Wang would be placed under house arrest whenever there were sensitive incidents or events. i.e. the outbreak of anti-Chinese protests in Tibet in March 2008.

==Awards and honors==

2009	Light of Truth Award honored by the Dalai Lama on behalf of ICT

2007	Honorary membership, Chinese Studies Association of New Zealand

2003	Hellman-Hammett Grants, Human Rights Watch

2002	Freedom of Expression Award, Independent Chinese Pen Association

2002	Visiting Scholarship, US Congress

1999	The 100 Most Influential Chinese Novels in 20th Century (Yellow Peril ranked 41st), Asia Weekly

==Works==

===Books===

2009	Voices from Tibet (听说西藏), Lotus Publishing (co-authored with Tsering Woeser)

2009	Sky Burial: The Fate of Tibet, 2nd Edition (天葬:西藏的命运再版), Lotus Publishing

2009	The Struggle for Tibet, Verso Publishing (co-authored with Tsering Shakya)

2008	China Tidal Wave (English edition of Yellow Peril translated by Anton Platero), Global Oriental Ltd.

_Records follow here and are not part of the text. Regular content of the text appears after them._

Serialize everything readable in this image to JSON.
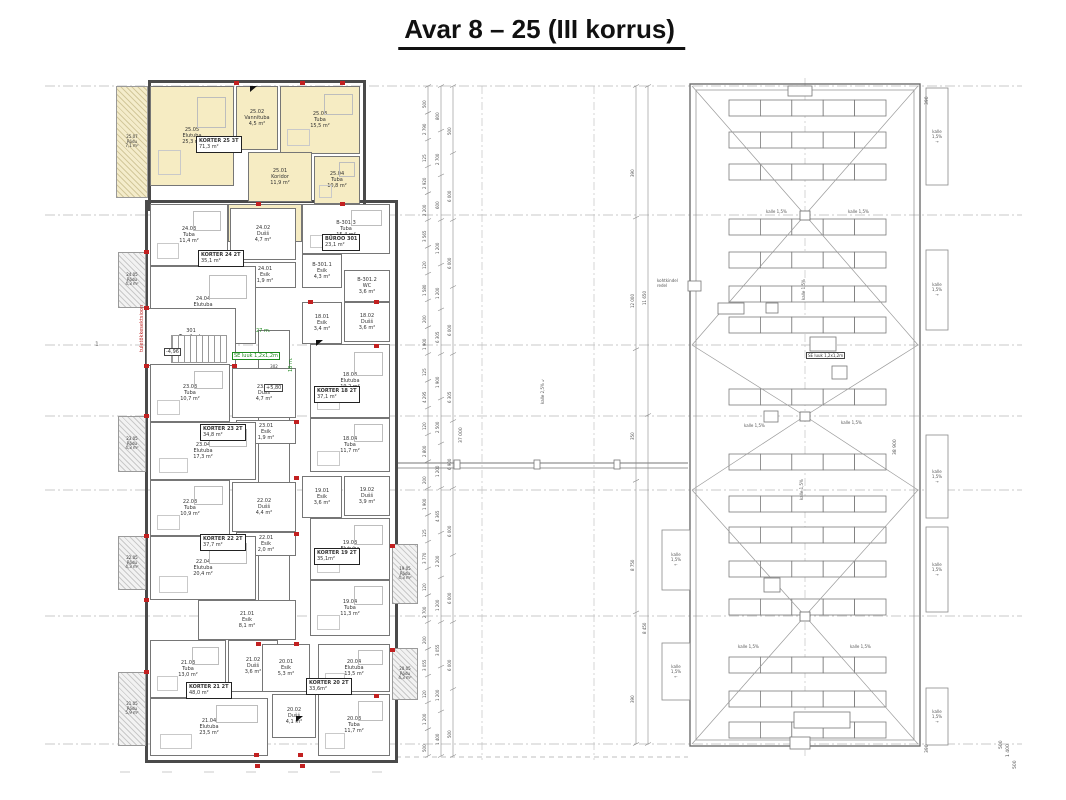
{
  "title": "Avar 8 – 25  (III korrus)",
  "floor_plan": {
    "highlight_color": "#f6ecc3",
    "axis_label": "1",
    "rooms": [
      {
        "nr": "25.07",
        "name": "Rõdu",
        "area": "7,1 m²",
        "x": 116,
        "y": 86,
        "w": 32,
        "h": 112,
        "t": "balcony",
        "fill": "y"
      },
      {
        "nr": "25.05",
        "name": "Elutuba",
        "area": "25,3 m²",
        "x": 150,
        "y": 86,
        "w": 84,
        "h": 100,
        "fill": "y"
      },
      {
        "nr": "25.02",
        "name": "Vannituba",
        "area": "4,5 m²",
        "x": 236,
        "y": 86,
        "w": 42,
        "h": 64,
        "fill": "y"
      },
      {
        "nr": "25.03",
        "name": "Tuba",
        "area": "15,5 m²",
        "x": 280,
        "y": 86,
        "w": 80,
        "h": 68,
        "fill": "y"
      },
      {
        "nr": "25.01",
        "name": "Koridor",
        "area": "11,9 m²",
        "x": 248,
        "y": 152,
        "w": 64,
        "h": 50,
        "fill": "y"
      },
      {
        "nr": "25.04",
        "name": "Tuba",
        "area": "10,8 m²",
        "x": 314,
        "y": 156,
        "w": 46,
        "h": 48,
        "fill": "y"
      },
      {
        "nr": "25.06",
        "name": "Majandusruum",
        "area": "3,3 m²",
        "x": 228,
        "y": 204,
        "w": 74,
        "h": 38,
        "fill": "y"
      },
      {
        "nr": "24.05",
        "name": "Rõdu",
        "area": "4,3 m²",
        "x": 118,
        "y": 252,
        "w": 28,
        "h": 56,
        "t": "balcony"
      },
      {
        "nr": "24.03",
        "name": "Tuba",
        "area": "11,4 m²",
        "x": 150,
        "y": 204,
        "w": 78,
        "h": 62
      },
      {
        "nr": "24.02",
        "name": "Dušš",
        "area": "4,7 m²",
        "x": 230,
        "y": 208,
        "w": 66,
        "h": 52
      },
      {
        "nr": "24.01",
        "name": "Esik",
        "area": "1,9 m²",
        "x": 234,
        "y": 262,
        "w": 62,
        "h": 26
      },
      {
        "nr": "24.04",
        "name": "Elutuba",
        "area": "17,2 m²",
        "x": 150,
        "y": 266,
        "w": 106,
        "h": 78
      },
      {
        "nr": "B-301.3",
        "name": "Tuba",
        "area": "15,4 m²",
        "x": 302,
        "y": 204,
        "w": 88,
        "h": 50
      },
      {
        "nr": "B-301.1",
        "name": "Esik",
        "area": "4,3 m²",
        "x": 302,
        "y": 254,
        "w": 40,
        "h": 34
      },
      {
        "nr": "B-301.2",
        "name": "WC",
        "area": "3,6 m²",
        "x": 344,
        "y": 270,
        "w": 46,
        "h": 32
      },
      {
        "nr": "301",
        "name": "Trepikoda",
        "area": "17,3 m²",
        "x": 146,
        "y": 308,
        "w": 90,
        "h": 58,
        "t": "stair"
      },
      {
        "nr": "302",
        "name": "Koridor",
        "area": "30,2 m²",
        "x": 258,
        "y": 330,
        "w": 32,
        "h": 310,
        "t": "corr"
      },
      {
        "nr": "18.01",
        "name": "Esik",
        "area": "3,4 m²",
        "x": 302,
        "y": 302,
        "w": 40,
        "h": 42
      },
      {
        "nr": "18.02",
        "name": "Dušš",
        "area": "3,6 m²",
        "x": 344,
        "y": 302,
        "w": 46,
        "h": 40
      },
      {
        "nr": "18.03",
        "name": "Elutuba",
        "area": "19,2 m²",
        "x": 310,
        "y": 344,
        "w": 80,
        "h": 74
      },
      {
        "nr": "18.04",
        "name": "Tuba",
        "area": "11,7 m²",
        "x": 310,
        "y": 418,
        "w": 80,
        "h": 54
      },
      {
        "nr": "19.01",
        "name": "Esik",
        "area": "3,6 m²",
        "x": 302,
        "y": 476,
        "w": 40,
        "h": 42
      },
      {
        "nr": "19.02",
        "name": "Dušš",
        "area": "3,9 m²",
        "x": 344,
        "y": 476,
        "w": 46,
        "h": 40
      },
      {
        "nr": "19.03",
        "name": "Elutuba",
        "area": "16,3 m²",
        "x": 310,
        "y": 518,
        "w": 80,
        "h": 62
      },
      {
        "nr": "19.04",
        "name": "Tuba",
        "area": "11,3 m²",
        "x": 310,
        "y": 580,
        "w": 80,
        "h": 56
      },
      {
        "nr": "19.05",
        "name": "Rõdu",
        "area": "4,3 m²",
        "x": 392,
        "y": 544,
        "w": 26,
        "h": 60,
        "t": "balcony"
      },
      {
        "nr": "23.03",
        "name": "Tuba",
        "area": "10,7 m²",
        "x": 150,
        "y": 364,
        "w": 80,
        "h": 58
      },
      {
        "nr": "23.02",
        "name": "Dušš",
        "area": "4,7 m²",
        "x": 232,
        "y": 368,
        "w": 64,
        "h": 50
      },
      {
        "nr": "23.01",
        "name": "Esik",
        "area": "1,9 m²",
        "x": 236,
        "y": 420,
        "w": 60,
        "h": 24
      },
      {
        "nr": "23.04",
        "name": "Elutuba",
        "area": "17,3 m²",
        "x": 150,
        "y": 422,
        "w": 106,
        "h": 58
      },
      {
        "nr": "23.05",
        "name": "Rõdu",
        "area": "4,3 m²",
        "x": 118,
        "y": 416,
        "w": 28,
        "h": 56,
        "t": "balcony"
      },
      {
        "nr": "22.03",
        "name": "Tuba",
        "area": "10,9 m²",
        "x": 150,
        "y": 480,
        "w": 80,
        "h": 56
      },
      {
        "nr": "22.02",
        "name": "Dušš",
        "area": "4,4 m²",
        "x": 232,
        "y": 482,
        "w": 64,
        "h": 50
      },
      {
        "nr": "22.01",
        "name": "Esik",
        "area": "2,0 m²",
        "x": 236,
        "y": 532,
        "w": 60,
        "h": 24
      },
      {
        "nr": "22.04",
        "name": "Elutuba",
        "area": "20,4 m²",
        "x": 150,
        "y": 536,
        "w": 106,
        "h": 64
      },
      {
        "nr": "22.05",
        "name": "Rõdu",
        "area": "4,3 m²",
        "x": 118,
        "y": 536,
        "w": 28,
        "h": 54,
        "t": "balcony"
      },
      {
        "nr": "21.01",
        "name": "Esik",
        "area": "8,1 m²",
        "x": 198,
        "y": 600,
        "w": 98,
        "h": 40
      },
      {
        "nr": "21.03",
        "name": "Tuba",
        "area": "13,0 m²",
        "x": 150,
        "y": 640,
        "w": 76,
        "h": 58
      },
      {
        "nr": "21.02",
        "name": "Dušš",
        "area": "3,6 m²",
        "x": 228,
        "y": 640,
        "w": 50,
        "h": 52
      },
      {
        "nr": "21.04",
        "name": "Elutuba",
        "area": "23,5 m²",
        "x": 150,
        "y": 698,
        "w": 118,
        "h": 58
      },
      {
        "nr": "21.05",
        "name": "Rõdu",
        "area": "5,9 m²",
        "x": 118,
        "y": 672,
        "w": 28,
        "h": 74,
        "t": "balcony"
      },
      {
        "nr": "20.01",
        "name": "Esik",
        "area": "5,3 m²",
        "x": 262,
        "y": 644,
        "w": 48,
        "h": 48
      },
      {
        "nr": "20.04",
        "name": "Elutuba",
        "area": "13,5 m²",
        "x": 318,
        "y": 644,
        "w": 72,
        "h": 48
      },
      {
        "nr": "20.02",
        "name": "Dušš",
        "area": "4,1 m²",
        "x": 272,
        "y": 694,
        "w": 44,
        "h": 44
      },
      {
        "nr": "20.03",
        "name": "Tuba",
        "area": "11,7 m²",
        "x": 318,
        "y": 694,
        "w": 72,
        "h": 62
      },
      {
        "nr": "20.05",
        "name": "Rõdu",
        "area": "4,3 m²",
        "x": 392,
        "y": 648,
        "w": 26,
        "h": 52,
        "t": "balcony"
      }
    ],
    "apartment_labels": [
      {
        "name": "KORTER 25 3T",
        "area": "71,3 m²",
        "x": 196,
        "y": 136
      },
      {
        "name": "KORTER 24 2T",
        "area": "35,1 m²",
        "x": 198,
        "y": 250
      },
      {
        "name": "BÜROO 301",
        "area": "23,1 m²",
        "x": 322,
        "y": 234
      },
      {
        "name": "KORTER 18 2T",
        "area": "37,1 m²",
        "x": 314,
        "y": 386
      },
      {
        "name": "KORTER 19 2T",
        "area": "35,1m²",
        "x": 314,
        "y": 548
      },
      {
        "name": "KORTER 23 2T",
        "area": "34,8 m²",
        "x": 200,
        "y": 424
      },
      {
        "name": "KORTER 22 2T",
        "area": "37,7 m²",
        "x": 200,
        "y": 534
      },
      {
        "name": "KORTER 21 2T",
        "area": "48,0 m²",
        "x": 186,
        "y": 682
      },
      {
        "name": "KORTER 20 2T",
        "area": "33,6m²",
        "x": 306,
        "y": 678
      }
    ],
    "notes": [
      {
        "text": "+5,80",
        "x": 264,
        "y": 384,
        "boxed": true
      },
      {
        "text": "-4,96",
        "x": 164,
        "y": 348,
        "boxed": true
      },
      {
        "text": "SE luuk 1,2x1,2m",
        "x": 232,
        "y": 352,
        "green": true,
        "boxed": true
      },
      {
        "text": "27 m.",
        "x": 256,
        "y": 328,
        "green": true
      },
      {
        "text": "18 m.",
        "x": 288,
        "y": 372,
        "green": true,
        "rot": true
      },
      {
        "text": "tuletõkkesektsioon",
        "x": 139,
        "y": 352,
        "red": true,
        "rot": true
      }
    ]
  },
  "roof_plan": {
    "panel_row_y": [
      100,
      132,
      164,
      219,
      252,
      286,
      317,
      389,
      454,
      496,
      527,
      561,
      599,
      657,
      691,
      722
    ],
    "sections": [
      {
        "y1": 86,
        "y2": 345,
        "cy": 215
      },
      {
        "y1": 345,
        "y2": 490,
        "cy": 416
      },
      {
        "y1": 490,
        "y2": 744,
        "cy": 616
      }
    ],
    "slope_labels": [
      {
        "text": "kalle 1,5%",
        "x": 766,
        "y": 209
      },
      {
        "text": "kalle 1,5%",
        "x": 848,
        "y": 209
      },
      {
        "text": "kalle 1,5%",
        "x": 744,
        "y": 423
      },
      {
        "text": "kalle 1,5%",
        "x": 841,
        "y": 420
      },
      {
        "text": "kalle 1,5%",
        "x": 738,
        "y": 644
      },
      {
        "text": "kalle 1,5%",
        "x": 850,
        "y": 644
      },
      {
        "text": "kalle 1,5%",
        "x": 801,
        "y": 300,
        "rot": true
      },
      {
        "text": "kalle 1,5%",
        "x": 799,
        "y": 500,
        "rot": true
      }
    ],
    "bridge_slope": {
      "text": "kalle 2,5%",
      "x": 540,
      "y": 404,
      "rot": true
    },
    "se_luuk": {
      "text": "SE luuk 1,2x1,2m",
      "x": 806,
      "y": 352
    },
    "ladder_label": {
      "text": "kohtkindel redel",
      "x": 657,
      "y": 278
    },
    "side_boxes": [
      {
        "x": 926,
        "y": 88,
        "w": 22,
        "h": 97,
        "label": "kalle 1,5%",
        "arrow": "→"
      },
      {
        "x": 926,
        "y": 250,
        "w": 22,
        "h": 80,
        "label": "kalle 1,5%",
        "arrow": "→"
      },
      {
        "x": 926,
        "y": 435,
        "w": 22,
        "h": 83,
        "label": "kalle 1,5%",
        "arrow": "→"
      },
      {
        "x": 926,
        "y": 527,
        "w": 22,
        "h": 85,
        "label": "kalle 1,5%",
        "arrow": "→"
      },
      {
        "x": 926,
        "y": 688,
        "w": 22,
        "h": 57,
        "label": "kalle 1,5%",
        "arrow": "→"
      },
      {
        "x": 662,
        "y": 530,
        "w": 28,
        "h": 60,
        "label": "kalle 1,5%",
        "arrow": "←"
      },
      {
        "x": 662,
        "y": 643,
        "w": 28,
        "h": 57,
        "label": "kalle 1,5%",
        "arrow": "←"
      }
    ]
  },
  "dimensions": {
    "chains": [
      {
        "x": 428,
        "y1": 86,
        "y2": 756,
        "values": [
          "500",
          "2 790",
          "125",
          "2 920",
          "2 200",
          "3 565",
          "120",
          "1 580",
          "200",
          "1 900",
          "125",
          "4 295",
          "120",
          "2 800",
          "200",
          "1 900",
          "125",
          "3 770",
          "120",
          "2 700",
          "200",
          "3 055",
          "120",
          "1 200",
          "500"
        ]
      },
      {
        "x": 441,
        "y1": 86,
        "y2": 756,
        "values": [
          "800",
          "2 700",
          "600",
          "1 200",
          "1 200",
          "6 305",
          "1 900",
          "2 500",
          "1 200",
          "4 365",
          "2 200",
          "1 200",
          "3 055",
          "1 200",
          "1 400"
        ]
      },
      {
        "x": 453,
        "y1": 86,
        "y2": 756,
        "values": [
          "500",
          "6 000",
          "6 000",
          "6 000",
          "6 305",
          "6 900",
          "6 000",
          "6 000",
          "6 000",
          "500"
        ]
      },
      {
        "x": 636,
        "y1": 86,
        "y2": 744,
        "values": [
          "390",
          "12 000",
          "350",
          "8 750",
          "390"
        ]
      },
      {
        "x": 648,
        "y1": 86,
        "y2": 744,
        "values": [
          "11 650",
          "8 450"
        ]
      }
    ],
    "singles": [
      {
        "text": "37 000",
        "x": 464,
        "y": 438
      },
      {
        "text": "38 900",
        "x": 898,
        "y": 450
      },
      {
        "text": "390",
        "x": 930,
        "y": 100
      },
      {
        "text": "390",
        "x": 930,
        "y": 748
      },
      {
        "text": "500",
        "x": 1004,
        "y": 744
      },
      {
        "text": "1 400",
        "x": 1011,
        "y": 752
      },
      {
        "text": "500",
        "x": 1018,
        "y": 764
      }
    ]
  }
}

2008	Yellow Peril, New Century Edition (黄祸新世纪版), Lotus Publishing

2007	The Ceremony (大典), Da kuai wen Publishing

2007	My West China; Your East Turkestan (我的西域; 你的东土), Lotus Publishing

2006	Bottom-up Democracy (递进民主), Lotus Publishing

2006	Unlocking Tibet, Tersey Tsultim Publishing

2002	Dialogue with Dalai Lama, Renjian Publishing

2002	The Spiritual Journey of a Free Soul, China Movie Publishing

1998	Dissolving Power: A Successive Multi-Level Electoral System (溶解权力: 逐層递选制), Mirror Books Publishing

1998	Sky Burial: The Destiny of Tibet (天葬:西藏的命运), Mirror Books Publishing

1991	Yellow Peril (黄祸), Mirror Books Publishing

1988	Drifting (漂流), Huacheng Publishing

1984	Gate to Heaven (天堂之门), Huacheng Publishing

===Major essays===

2010 Democracy 2.0 - From Direct Democracy to Vector Democracy 民主2.0——从数量民主到矢量民主

2008	History of Tibetan-Chinese Relations (西藏与中国的历史关系)

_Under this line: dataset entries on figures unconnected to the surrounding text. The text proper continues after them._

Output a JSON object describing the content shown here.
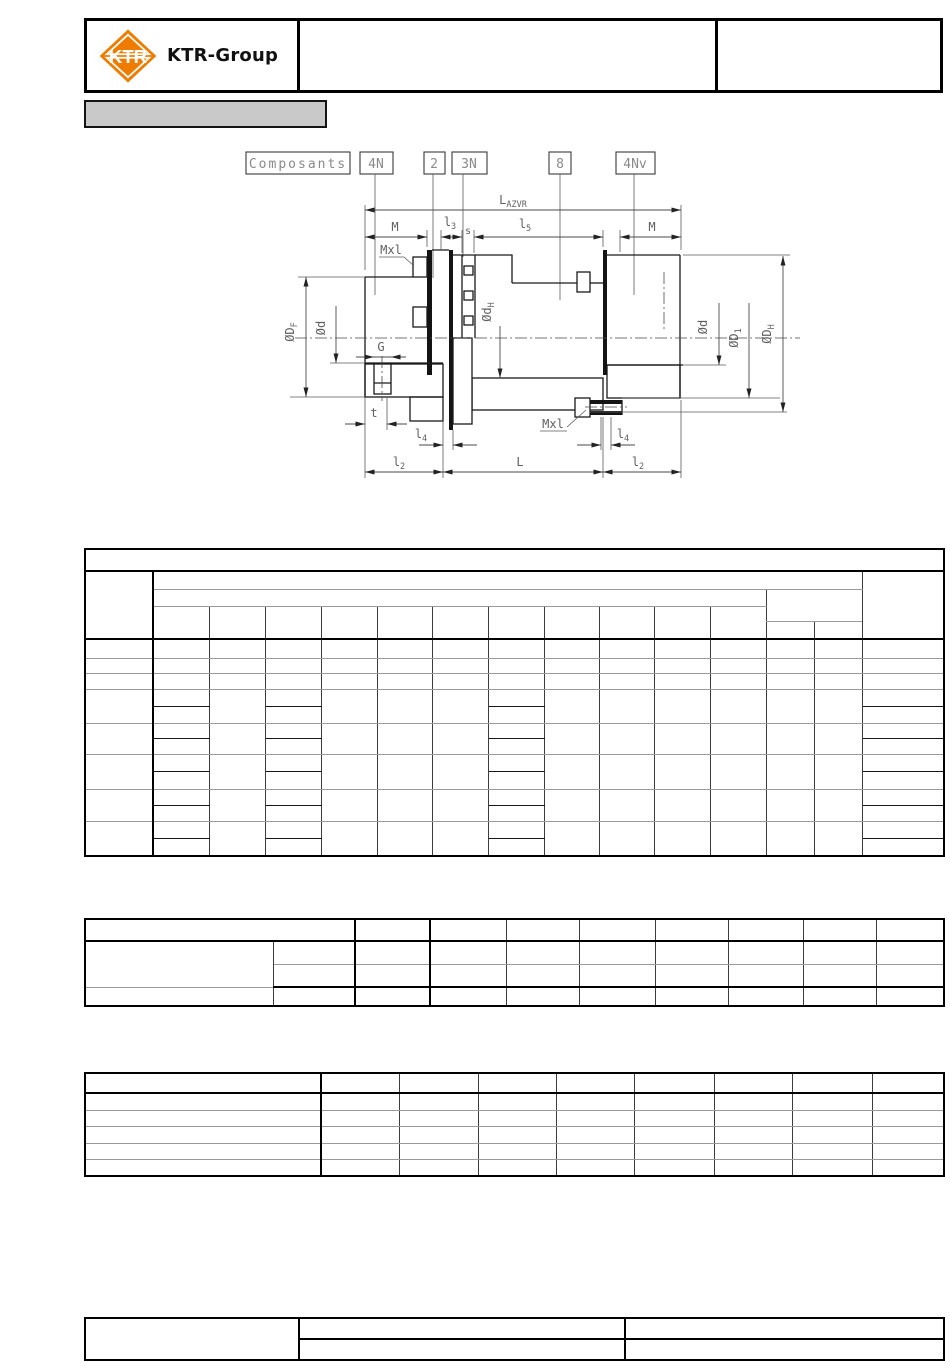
{
  "header": {
    "logo_text": "KTR",
    "brand": "KTR-Group"
  },
  "drawing": {
    "components_label": "Composants",
    "part_labels": {
      "p4n": "4N",
      "p2": "2",
      "p3n": "3N",
      "p8": "8",
      "p4nv": "4Nv"
    },
    "dims": {
      "l_azvr": {
        "main": "L",
        "sub": "AZVR"
      },
      "m": "M",
      "l3": {
        "main": "l",
        "sub": "3"
      },
      "s": "s",
      "l5": {
        "main": "l",
        "sub": "5"
      },
      "mxl": "Mxl",
      "d_f": {
        "main": "ØD",
        "sub": "F"
      },
      "d_small": "Ød",
      "g": "G",
      "t": "t",
      "l4": {
        "main": "l",
        "sub": "4"
      },
      "l2": {
        "main": "l",
        "sub": "2"
      },
      "l_total": "L",
      "d_h_bore": {
        "main": "Ød",
        "sub": "H"
      },
      "d_1": {
        "main": "ØD",
        "sub": "1"
      },
      "d_h_outer": {
        "main": "ØD",
        "sub": "H"
      }
    }
  },
  "colors": {
    "ktr_orange": "#EF7C00",
    "annotation_fill": "#c9c9c9",
    "line_dark": "#1a1a1a",
    "line_gray": "#5a5a5a",
    "hatch_gray": "#b5b5b5"
  }
}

2008	Roadmap of Tibet Independence (西藏独立路线图)

2009	Mappō (末法时代)

2004	The Two Types of Imperialism That Tibet Encounters (西藏面临的两种帝国主义)

2002	Reflections on Tibet (西藏问题的文化反思)

2000	A Successive Multilevel Electoral System vs. a Representative Democratic System: Comparison on Resolutions for Tibet Issues (逐层递选制与代议民主制: 解决西藏问题的方法比较)

===Columnist contribution===
- 2004–Present: Radio Free Asia, Washington D.C.